Devam ediyorum... Alp Yalman, Levent Nazifoğlu, Florya’ya neden getirildi, niye gönderildi? Getiren belli de gönderen meçhul. Her taşın altından bu azınlık çıkıyor.
Başkan adayı çıkmaz
Bugün Galatasaray’da başkan kim olursa olsun, bu felaketi önleyemez. Her zaman söylüyorum, Galatasaray’ın sorunu başkan değil, bu azınlık... Kellesini ortaya koyarak, ‘Ben bu azınlığı kulübe sokmayacağım’ diyen bir aday çıksa başkan seçilir. Ama diyorum ya, kocaman bir yüreği olacak.
Adnan Polat’ın parçalanarak gönderilmesi kulübü bölmüştür. Şu anda taraftar da bölünmüş durumda... Mutlu bir kişi yok.
Kulüpte bir kuruş para yok.
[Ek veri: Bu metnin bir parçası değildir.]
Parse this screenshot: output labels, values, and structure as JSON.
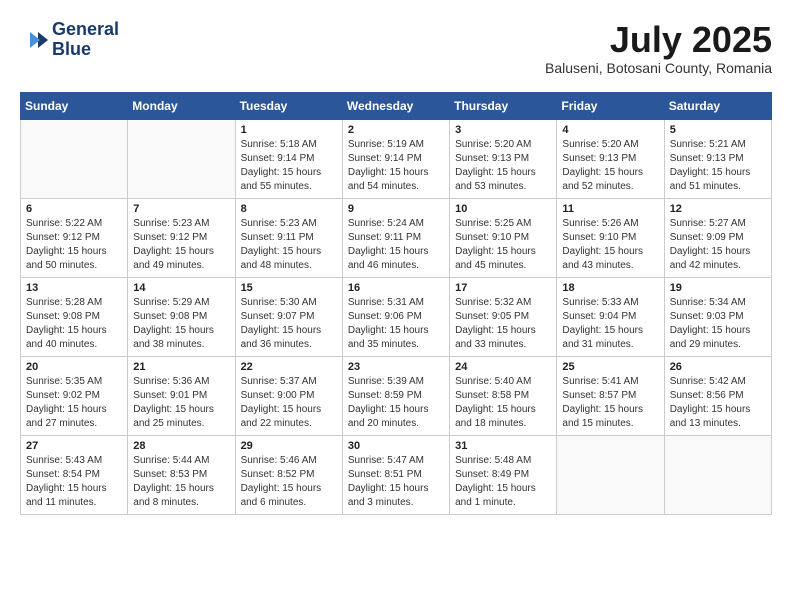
{
  "logo": {
    "line1": "General",
    "line2": "Blue"
  },
  "title": {
    "month_year": "July 2025",
    "location": "Baluseni, Botosani County, Romania"
  },
  "weekdays": [
    "Sunday",
    "Monday",
    "Tuesday",
    "Wednesday",
    "Thursday",
    "Friday",
    "Saturday"
  ],
  "weeks": [
    [
      {
        "day": "",
        "info": ""
      },
      {
        "day": "",
        "info": ""
      },
      {
        "day": "1",
        "info": "Sunrise: 5:18 AM\nSunset: 9:14 PM\nDaylight: 15 hours and 55 minutes."
      },
      {
        "day": "2",
        "info": "Sunrise: 5:19 AM\nSunset: 9:14 PM\nDaylight: 15 hours and 54 minutes."
      },
      {
        "day": "3",
        "info": "Sunrise: 5:20 AM\nSunset: 9:13 PM\nDaylight: 15 hours and 53 minutes."
      },
      {
        "day": "4",
        "info": "Sunrise: 5:20 AM\nSunset: 9:13 PM\nDaylight: 15 hours and 52 minutes."
      },
      {
        "day": "5",
        "info": "Sunrise: 5:21 AM\nSunset: 9:13 PM\nDaylight: 15 hours and 51 minutes."
      }
    ],
    [
      {
        "day": "6",
        "info": "Sunrise: 5:22 AM\nSunset: 9:12 PM\nDaylight: 15 hours and 50 minutes."
      },
      {
        "day": "7",
        "info": "Sunrise: 5:23 AM\nSunset: 9:12 PM\nDaylight: 15 hours and 49 minutes."
      },
      {
        "day": "8",
        "info": "Sunrise: 5:23 AM\nSunset: 9:11 PM\nDaylight: 15 hours and 48 minutes."
      },
      {
        "day": "9",
        "info": "Sunrise: 5:24 AM\nSunset: 9:11 PM\nDaylight: 15 hours and 46 minutes."
      },
      {
        "day": "10",
        "info": "Sunrise: 5:25 AM\nSunset: 9:10 PM\nDaylight: 15 hours and 45 minutes."
      },
      {
        "day": "11",
        "info": "Sunrise: 5:26 AM\nSunset: 9:10 PM\nDaylight: 15 hours and 43 minutes."
      },
      {
        "day": "12",
        "info": "Sunrise: 5:27 AM\nSunset: 9:09 PM\nDaylight: 15 hours and 42 minutes."
      }
    ],
    [
      {
        "day": "13",
        "info": "Sunrise: 5:28 AM\nSunset: 9:08 PM\nDaylight: 15 hours and 40 minutes."
      },
      {
        "day": "14",
        "info": "Sunrise: 5:29 AM\nSunset: 9:08 PM\nDaylight: 15 hours and 38 minutes."
      },
      {
        "day": "15",
        "info": "Sunrise: 5:30 AM\nSunset: 9:07 PM\nDaylight: 15 hours and 36 minutes."
      },
      {
        "day": "16",
        "info": "Sunrise: 5:31 AM\nSunset: 9:06 PM\nDaylight: 15 hours and 35 minutes."
      },
      {
        "day": "17",
        "info": "Sunrise: 5:32 AM\nSunset: 9:05 PM\nDaylight: 15 hours and 33 minutes."
      },
      {
        "day": "18",
        "info": "Sunrise: 5:33 AM\nSunset: 9:04 PM\nDaylight: 15 hours and 31 minutes."
      },
      {
        "day": "19",
        "info": "Sunrise: 5:34 AM\nSunset: 9:03 PM\nDaylight: 15 hours and 29 minutes."
      }
    ],
    [
      {
        "day": "20",
        "info": "Sunrise: 5:35 AM\nSunset: 9:02 PM\nDaylight: 15 hours and 27 minutes."
      },
      {
        "day": "21",
        "info": "Sunrise: 5:36 AM\nSunset: 9:01 PM\nDaylight: 15 hours and 25 minutes."
      },
      {
        "day": "22",
        "info": "Sunrise: 5:37 AM\nSunset: 9:00 PM\nDaylight: 15 hours and 22 minutes."
      },
      {
        "day": "23",
        "info": "Sunrise: 5:39 AM\nSunset: 8:59 PM\nDaylight: 15 hours and 20 minutes."
      },
      {
        "day": "24",
        "info": "Sunrise: 5:40 AM\nSunset: 8:58 PM\nDaylight: 15 hours and 18 minutes."
      },
      {
        "day": "25",
        "info": "Sunrise: 5:41 AM\nSunset: 8:57 PM\nDaylight: 15 hours and 15 minutes."
      },
      {
        "day": "26",
        "info": "Sunrise: 5:42 AM\nSunset: 8:56 PM\nDaylight: 15 hours and 13 minutes."
      }
    ],
    [
      {
        "day": "27",
        "info": "Sunrise: 5:43 AM\nSunset: 8:54 PM\nDaylight: 15 hours and 11 minutes."
      },
      {
        "day": "28",
        "info": "Sunrise: 5:44 AM\nSunset: 8:53 PM\nDaylight: 15 hours and 8 minutes."
      },
      {
        "day": "29",
        "info": "Sunrise: 5:46 AM\nSunset: 8:52 PM\nDaylight: 15 hours and 6 minutes."
      },
      {
        "day": "30",
        "info": "Sunrise: 5:47 AM\nSunset: 8:51 PM\nDaylight: 15 hours and 3 minutes."
      },
      {
        "day": "31",
        "info": "Sunrise: 5:48 AM\nSunset: 8:49 PM\nDaylight: 15 hours and 1 minute."
      },
      {
        "day": "",
        "info": ""
      },
      {
        "day": "",
        "info": ""
      }
    ]
  ]
}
Daha hâlâ abuk sabuk transferler yapılıp yararlanılamayacak futbolculara milyon eurolar ödeniyor. Bundan herkes mutsuz oluyor.
Bugün mali kongre var. Taraftarı bir tek şey mutlu eder. O da başkan Özbek’in genel kurul kararı alması. O azınlık, başkana bunu da yaptırmaz.
Son söz olarak daha kötü bir şey söyleyeceğim... Galatasaray böyle idare edilirse çok değil, en geç üç sene sonra yabancı birilerine satılır.

Futbol şehri Eskişehir
Mustafa Denizli’nin Eskişehirspor’a teknik direktör olması, TFF 1. Lig’e olan ilgiyi çok artırdı. Pazar günü arkadaşım Turan Babataş ile Pendik’ten hızlı trene bindim. İnanın 250 km süratle gidiyor. Ne bir tekerlek, ne bir rüzgar sesi, 2,5 saatte Eskişehir’e geldik.
Şehiri Göztepe ve Eskişehir taraftarları rengarenk yapmışlar. Ne bir kavga, ne bir küfür, ne de bir tartışma... Bu futbol medeniyetinin Eskişehir’e gelmesinde başkan Halil Ünal’ın çok büyük payı var. Daha sonra maça gittik. Statta 28 bin taraftar vardı. Devletimiz muhteşem bir stat yapmış. İnanın kendimi İngiltere’de bir statta zannettim. Maçtan sonra yine trenle İstanbul’a döndüm. Eskişehir’e gidiş geliş tren bileti 56 TL. Çok güzel bir gün geçirdim.
TFF 1. Lig’de öyle bir rekabet var ki Süper Lig’in üzerinde... Düşmeye aday takım, şampiyonluğa oynayan takımı rahatlıkla farklı skorla yenebiliyor.
Son olarak şunu söyleyeyim... TFF 1. Lig’de, Süper Lig kalitesinin üzerinde rekabet var.